Burritt Room + Tavern’s Strawberry Molasses Bottled Cocktail
Bar manager Josh Trabulsi just launched a bottled cocktail section on October 6th in his always-strong cocktail menu at Burritt Room + Tavern. Dubbed “Cocktails for Two” ($35), it’s generously-sized bottle (which could work for 3 people) showcasing chef-driven ingredients in partnership with the kitchen.
I love the smoky-peaty BBQ Corn (Port Charlotte Peated Scotch, Barolo Chinato, grilled heirloom corn) but am struck by the exceptional use of strawberry (often too much/sweet for me in a cocktail) in Strawberry Molasses, the secret being house strawberry rosé vermouth made with bartender Rhys Alvarado. It’s subtle with summery strawberry and a dry vermouth profile just what is needed to balance out Mount Gay Black Barrel Rum and Leopold Brother’s bitter-sweet Aperitivo. It’s poured into a wine glass and goes down elegant paired with food or as a pre-dinner aperitif.
Oro’s Barbary & Hearst
Oro just opened mid-September in Mint Plaza. As expected from Jason Fox of Commonwealth who I’ve long considered one of our top San Francisco chefs the food is vibrant and exciting right out of the gate. So are the cocktails from bar manager Randy Mariani, who you may recall behind the bar at Laszlo. There a number of highlights on the initial menu and the signature across his menu already is balance and subtlety, which is always the most important mark of a great cocktail.
Barbary & Hearst ($14) exemplifies this with its bourbon base, ginger, Angostura bitters and a balanced house strawberry-Meyer lemon shrub. There is that bracing vinegar confirmation that it is a shrub but it’s understated, offering structure with the allure of strawberry and Meyer lemon urging me to ask, “What is that?!” when I took my first sip.
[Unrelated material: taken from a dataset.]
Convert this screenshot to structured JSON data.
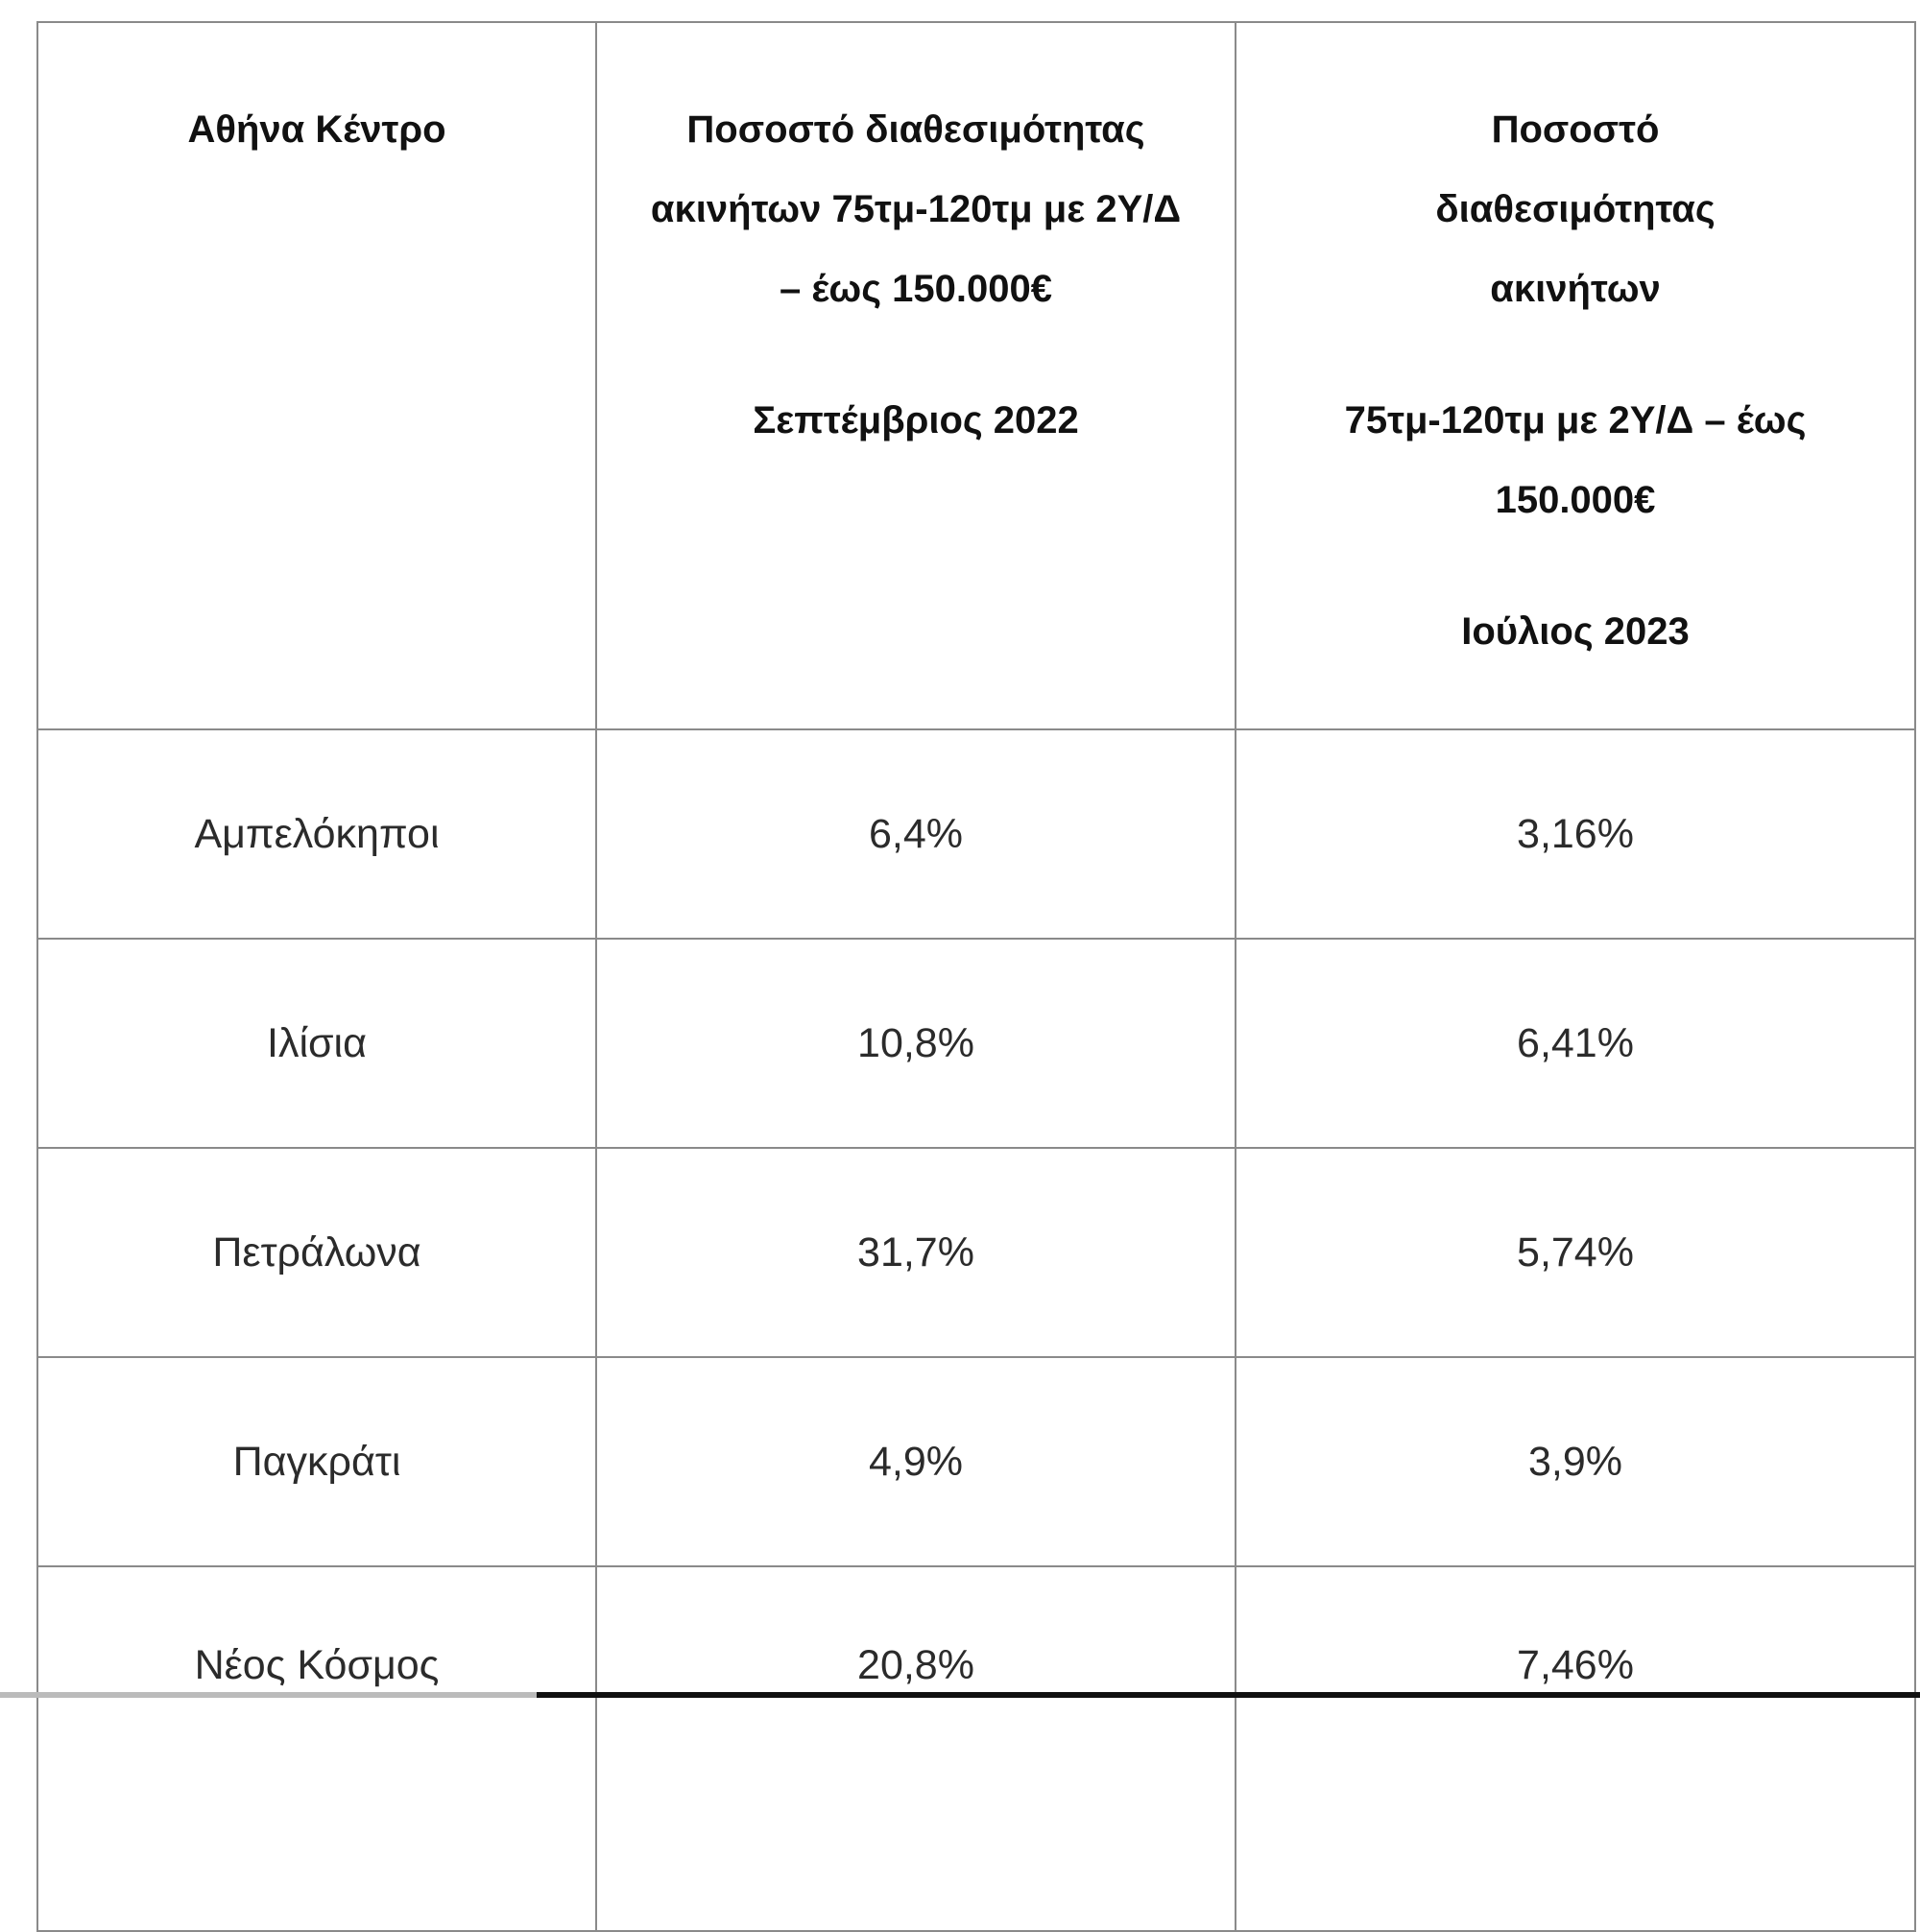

It’s complex and lovely with enough acidity to work with food.
Cafe Du Nord’s Armory & Arsenal and Martini Du Nord
After a few visits, I’ve tried all the cocktails ($12 each) on the Bon Vivants/Morgan Schick’s menu at the newly revamped Cafe Du Nord, having highlighted the Stern Grove cocktail in Zagat and here in The Perfect Spot.
With the whole menu in context, my two favorites end up being the most understated “on paper.” Armory & Arsenal is a lively mix of Perry’s Tot Gin and lemon recalls a Gin Sour but it’s pine nut rather than an expected nut-based syrup like orgeat that makes the drink sing, adding appealing, nutty layers.
Alternately, the Martini du Nord is Ford’s Gin with oyster shell-infused Noilly Prat dry vermouth and an onion garnish (the same as a Gibson cocktail). It’s savory and clean but also briny and bright, already feeling like the Du Nord signature drink and, yes, it’s beautiful with raw oysters (or try their delicious broiled oysters Kirkpatrick laced with bacon, hot sauce and Parmesan cheese).